With that said, in the typical case and using a modern filesystem and OS, I would expect your example to produce the following final state on disk ('b' and 'a' represent extra bytes allocated to 'B' and 'A' that do not contain any meaningful data):

xxxxxxxxxxxxxxxBBBBBBBBBBBBBBBBbbAAAAAAaaxxxxxxxxxxxxxxxxxxxxxx

But real-world results will of course vary by filesystem, OS, and potentially other factors (for instance, when using an SSD data fragmentation becomes irrelevant because any section of the disk can be accessed at very low latency and with no seek penalty but at the same time it becomes important to minimize write cycles so that the device doesn't wear-our prematurely, so the OS may favor leaving 'A' in place as much as possible in that case in order to minimize the number of sectors that need to be overwritten).
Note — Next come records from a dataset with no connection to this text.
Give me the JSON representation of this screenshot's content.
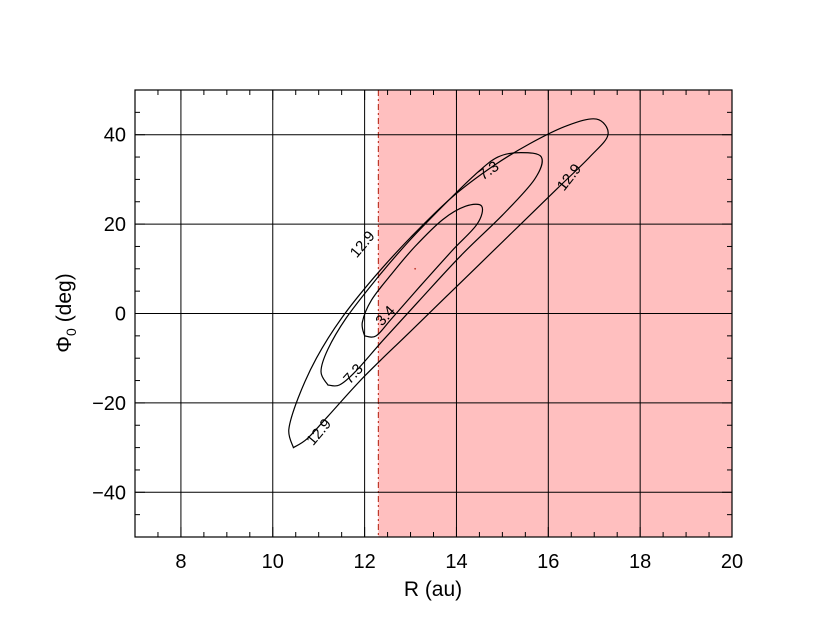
{
  "chart_data": {
    "type": "contour",
    "xlabel": "R (au)",
    "ylabel_main": "Φ",
    "ylabel_sub": "0",
    "ylabel_rest": " (deg)",
    "xlim": [
      7,
      20
    ],
    "ylim": [
      -50,
      50
    ],
    "xticks": [
      8,
      10,
      12,
      14,
      16,
      18,
      20
    ],
    "yticks": [
      -40,
      -20,
      0,
      20,
      40
    ],
    "x_minor_step": 0.5,
    "y_minor_step": 5,
    "grid": true,
    "shaded_region": {
      "x_from": 12.3,
      "x_to": 20,
      "color": "#ffbfbf",
      "boundary_color": "#c0392b"
    },
    "minimum_marker": {
      "x": 13.1,
      "y": 10,
      "color": "#c0392b"
    },
    "contours": [
      {
        "level": "3.4",
        "points": [
          [
            12.0,
            -5
          ],
          [
            11.95,
            -2
          ],
          [
            12.15,
            3
          ],
          [
            12.6,
            9
          ],
          [
            13.1,
            15
          ],
          [
            13.7,
            21
          ],
          [
            14.2,
            24
          ],
          [
            14.55,
            24
          ],
          [
            14.45,
            20
          ],
          [
            13.9,
            14
          ],
          [
            13.2,
            6
          ],
          [
            12.6,
            -1
          ],
          [
            12.25,
            -5
          ],
          [
            12.0,
            -5
          ]
        ],
        "labels": [
          {
            "x": 12.45,
            "y": -0.5,
            "angle": 48,
            "text": "3.4"
          }
        ]
      },
      {
        "level": "7.3",
        "points": [
          [
            11.2,
            -16
          ],
          [
            11.05,
            -13
          ],
          [
            11.2,
            -8
          ],
          [
            11.6,
            -1
          ],
          [
            12.2,
            7
          ],
          [
            12.95,
            16
          ],
          [
            13.7,
            24
          ],
          [
            14.4,
            31
          ],
          [
            14.9,
            35
          ],
          [
            15.4,
            36
          ],
          [
            15.85,
            35
          ],
          [
            15.7,
            30
          ],
          [
            15.0,
            22
          ],
          [
            14.1,
            13
          ],
          [
            13.2,
            3
          ],
          [
            12.4,
            -6
          ],
          [
            11.8,
            -13
          ],
          [
            11.45,
            -16
          ],
          [
            11.2,
            -16
          ]
        ],
        "labels": [
          {
            "x": 11.75,
            "y": -13.5,
            "angle": 48,
            "text": "7.3"
          },
          {
            "x": 14.7,
            "y": 32,
            "angle": 35,
            "text": "7.3"
          }
        ]
      },
      {
        "level": "12.9",
        "points": [
          [
            10.45,
            -30
          ],
          [
            10.35,
            -26
          ],
          [
            10.55,
            -19
          ],
          [
            10.95,
            -10
          ],
          [
            11.5,
            -1
          ],
          [
            12.2,
            8
          ],
          [
            13.0,
            17
          ],
          [
            13.9,
            26
          ],
          [
            14.8,
            33
          ],
          [
            15.6,
            38
          ],
          [
            16.4,
            42
          ],
          [
            17.05,
            43.5
          ],
          [
            17.3,
            40
          ],
          [
            16.9,
            35
          ],
          [
            16.2,
            28
          ],
          [
            15.2,
            18
          ],
          [
            14.1,
            7
          ],
          [
            13.0,
            -4
          ],
          [
            12.0,
            -14
          ],
          [
            11.2,
            -23
          ],
          [
            10.75,
            -28
          ],
          [
            10.45,
            -30
          ]
        ],
        "labels": [
          {
            "x": 11.0,
            "y": -26.5,
            "angle": 50,
            "text": "12.9"
          },
          {
            "x": 11.95,
            "y": 15.5,
            "angle": 50,
            "text": "12.9"
          },
          {
            "x": 16.45,
            "y": 30.5,
            "angle": 52,
            "text": "12.9"
          }
        ]
      }
    ]
  }
}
So the short answer is, "it depends".

How allocation is done depends entirely on the file system type (e.g. FAT32, NTFS, jfs, reiser, etc. etc.) and the driver software. Your assumption that the file will be stored contiguously is not necessarily true - it may be more performant to store it in a different pattern, depending on hardware. For example, let's say you have a disk with 16 cylinder heads and a blocksize of 512 bytes, then it could be most efficient to store an amount of 8k data on 16 different cylinders.
OTOH, with recent hardware that does not involve rotating mechanical parts, the story changes dramatically - a concept like "fragmentation" becomes suddenly meaningless, because the access time to each block is the same - no matter in which order it is done.

No it's like this:

First you create file A: (here big A stands for data actually used for A and 'a' for reserved data for A, x stands for free).

AAAAAAAAAAAAAaaaaaaaXXXXXXXXXXXXXXXXXXX

Then B is added:

AAAAAAAAAAAAAaaaaaaaBBBBbbbbbbbbbb

Then C is added, but there is no unreserved space left:

AAAAAAAAAAAAAaaaaaaaBBBBbbbbCCCccc

If A is truncated this is what will happen

AAAAAaaaaaaaxxxxxxxxBBBBbbbbCCCccc

If B is now expanded this will happen:

AAAAAaaaaaaaBBBBxxxxxBBBBBBBBCCCccc

You see that the data for B is no longer close to each other, this is called fragmentation. When you run a defragmentation tool the data is placed close together again.